Hmm. I hadn't thought of this before, but in the context of generative testing it is actually the case that sampling may fail entirely, and a generator that always fails acts as the unit of the append operation I am trying to reconcile with a lax monoidal functor structure. This is perhaps another pointer that I really should be working with sub-probability measures.

view this post on Zulip Asad Saeeduddin (Apr 29 2020 at 15:54):

Assuming both a category of sets with full probability measures and a category of sets with sub-probability measures exist, is there some relationship between the two?

view this post on Zulip Asad Saeeduddin (Apr 29 2020 at 16:02):

One of the problems I'm trying to solve in the applied domain is that generators that can fail (which it seems correspond well to sub-probability measures) are inefficient, since the probability of getting a successful result tends to diminish as generators are compounded.

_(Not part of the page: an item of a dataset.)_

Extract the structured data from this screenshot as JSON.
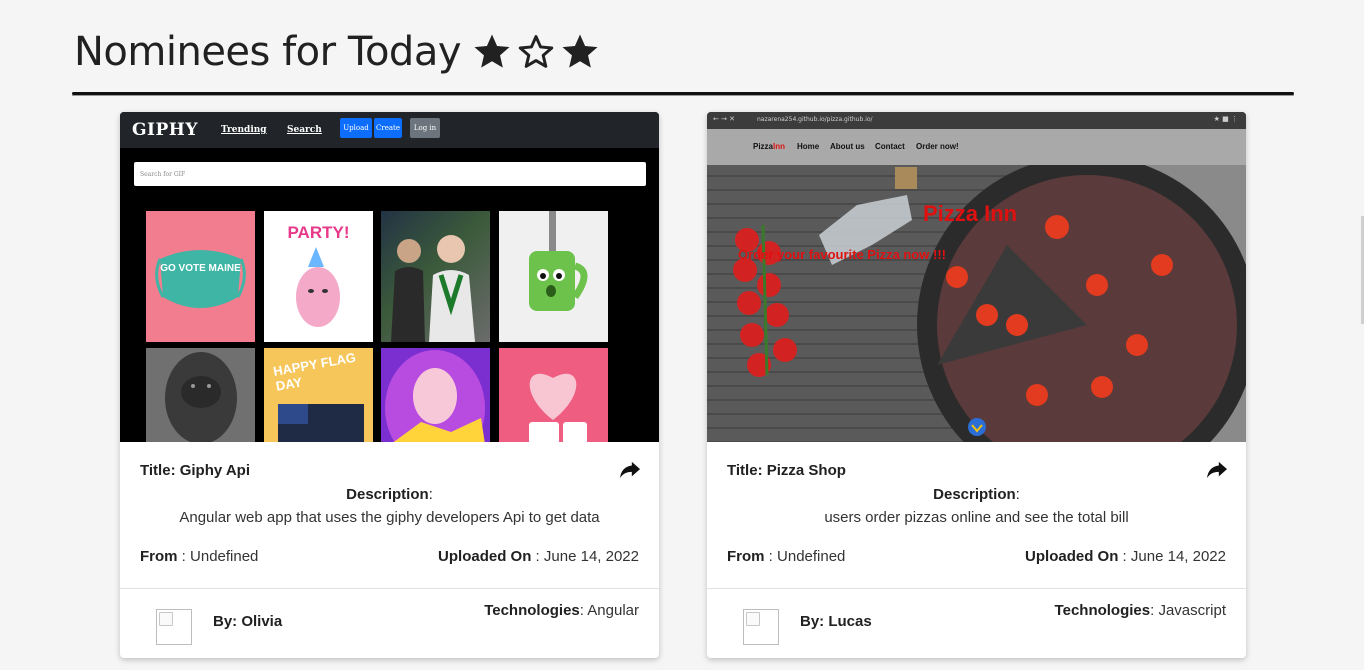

So we end up with generators that we have to run several times in order to get a successful sample.

If there is some systematic way of assigning probability distributions and restricting functions between them such that a proper probability distribution can be assigned to the disjoint union of any two underlying sets (and a probability preserving function to the product of any two probability preserving functions), this would be very useful in the context of a generative testing library.

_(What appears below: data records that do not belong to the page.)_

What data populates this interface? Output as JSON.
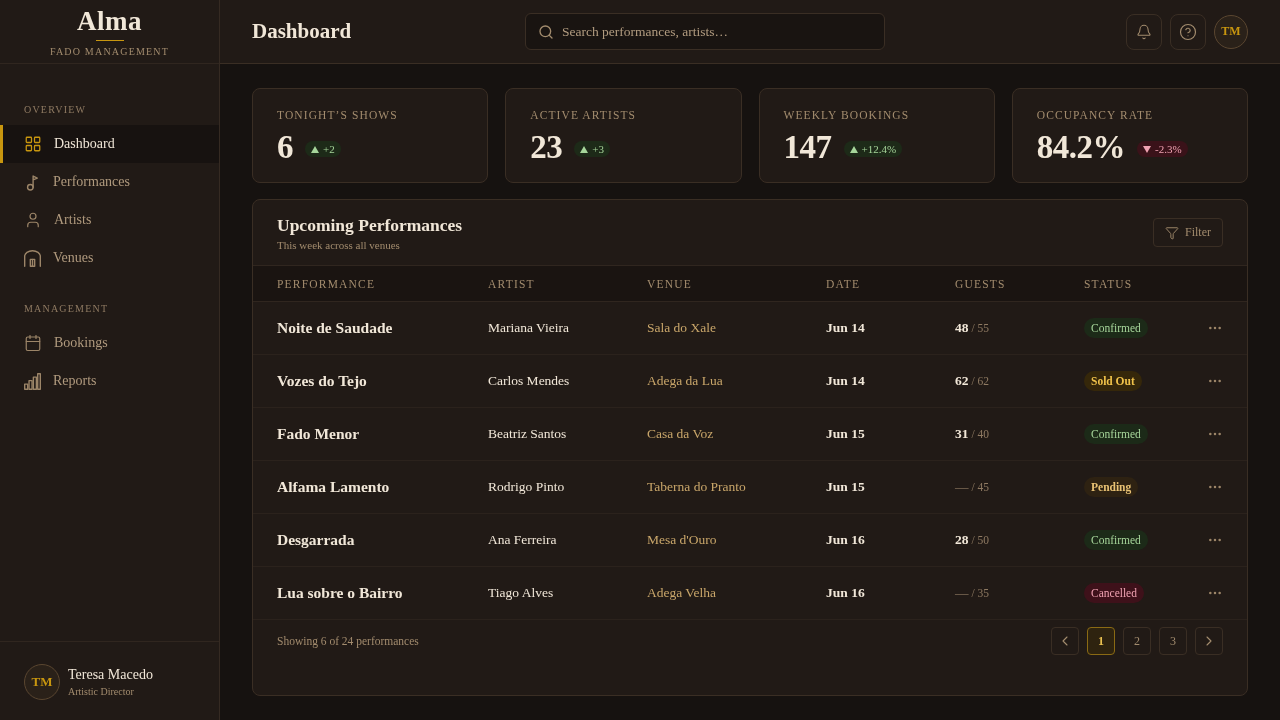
{
  "sidebar": {
    "brand": {
      "name": "Alma",
      "tagline": "FADO MANAGEMENT"
    },
    "sections": [
      {
        "title": "OVERVIEW",
        "items": [
          {
            "label": "Dashboard",
            "kind": "grid",
            "selected": true
          },
          {
            "label": "Performances",
            "kind": "note",
            "selected": false
          },
          {
            "label": "Artists",
            "kind": "person",
            "selected": false
          },
          {
            "label": "Venues",
            "kind": "venue",
            "selected": false
          }
        ]
      },
      {
        "title": "MANAGEMENT",
        "items": [
          {
            "label": "Bookings",
            "kind": "calendar",
            "selected": false
          },
          {
            "label": "Reports",
            "kind": "bars",
            "selected": false
          }
        ]
      }
    ],
    "user": {
      "initials": "TM",
      "name": "Teresa Macedo",
      "role": "Artistic Director"
    }
  },
  "header": {
    "title": "Dashboard",
    "search": {
      "placeholder": "Search performances, artists…"
    },
    "avatar": "TM"
  },
  "stats": [
    {
      "label": "TONIGHT’S SHOWS",
      "value": "6",
      "change": "+2",
      "kind": "up"
    },
    {
      "label": "ACTIVE ARTISTS",
      "value": "23",
      "change": "+3",
      "kind": "up"
    },
    {
      "label": "WEEKLY BOOKINGS",
      "value": "147",
      "change": "+12.4%",
      "kind": "up"
    },
    {
      "label": "OCCUPANCY RATE",
      "value": "84.2%",
      "change": "-2.3%",
      "kind": "down"
    }
  ],
  "table": {
    "title": "Upcoming Performances",
    "subtitle": "This week across all venues",
    "filter": "Filter",
    "columns": [
      "PERFORMANCE",
      "ARTIST",
      "VENUE",
      "DATE",
      "GUESTS",
      "STATUS"
    ],
    "rows": [
      {
        "performance": "Noite de Saudade",
        "artist": "Mariana Vieira",
        "venue": "Sala do Xale",
        "date": "Jun 14",
        "guests": "48",
        "capacity": "/ 55",
        "status": "Confirmed",
        "kind": "confirmed"
      },
      {
        "performance": "Vozes do Tejo",
        "artist": "Carlos Mendes",
        "venue": "Adega da Lua",
        "date": "Jun 14",
        "guests": "62",
        "capacity": "/ 62",
        "status": "Sold Out",
        "kind": "soldout"
      },
      {
        "performance": "Fado Menor",
        "artist": "Beatriz Santos",
        "venue": "Casa da Voz",
        "date": "Jun 15",
        "guests": "31",
        "capacity": "/ 40",
        "status": "Confirmed",
        "kind": "confirmed"
      },
      {
        "performance": "Alfama Lamento",
        "artist": "Rodrigo Pinto",
        "venue": "Taberna do Pranto",
        "date": "Jun 15",
        "guests": "—",
        "capacity": "/ 45",
        "status": "Pending",
        "kind": "pending"
      },
      {
        "performance": "Desgarrada",
        "artist": "Ana Ferreira",
        "venue": "Mesa d'Ouro",
        "date": "Jun 16",
        "guests": "28",
        "capacity": "/ 50",
        "status": "Confirmed",
        "kind": "confirmed"
      },
      {
        "performance": "Lua sobre o Bairro",
        "artist": "Tiago Alves",
        "venue": "Adega Velha",
        "date": "Jun 16",
        "guests": "—",
        "capacity": "/ 35",
        "status": "Cancelled",
        "kind": "cancelled"
      }
    ]
  },
  "pagination": {
    "summary": "Showing 6 of 24 performances",
    "pages": [
      {
        "label": "1",
        "selected": true
      },
      {
        "label": "2",
        "selected": false
      },
      {
        "label": "3",
        "selected": false
      }
    ]
  }
}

view this post on Zulip Asad Saeeduddin (Apr 29 2020 at 16:25):

@Nathaniel Virgo thank you. the talk is very interesting, but I'm having some trouble imagining a continuous "mixing" function that applies to my use case

view this post on Zulip Oliver Shetler (Apr 29 2020 at 16:36):

How would this solve the generator problem you mentioned above? By reducing the need for generator composition?

view this post on Zulip Asad Saeeduddin (Apr 29 2020 at 16:37):

Well if the probability distributions are total, it does not matter how much we compose the generators. Sampling it cannot fail.

view this post on Zulip Oliver Shetler (Apr 29 2020 at 16:41):

I wish I knew more about the context here. It's a little hard for me to grasp the problem you are trying to solve with disjoint unions. Can you give a concrete example of a case where this problem comes up?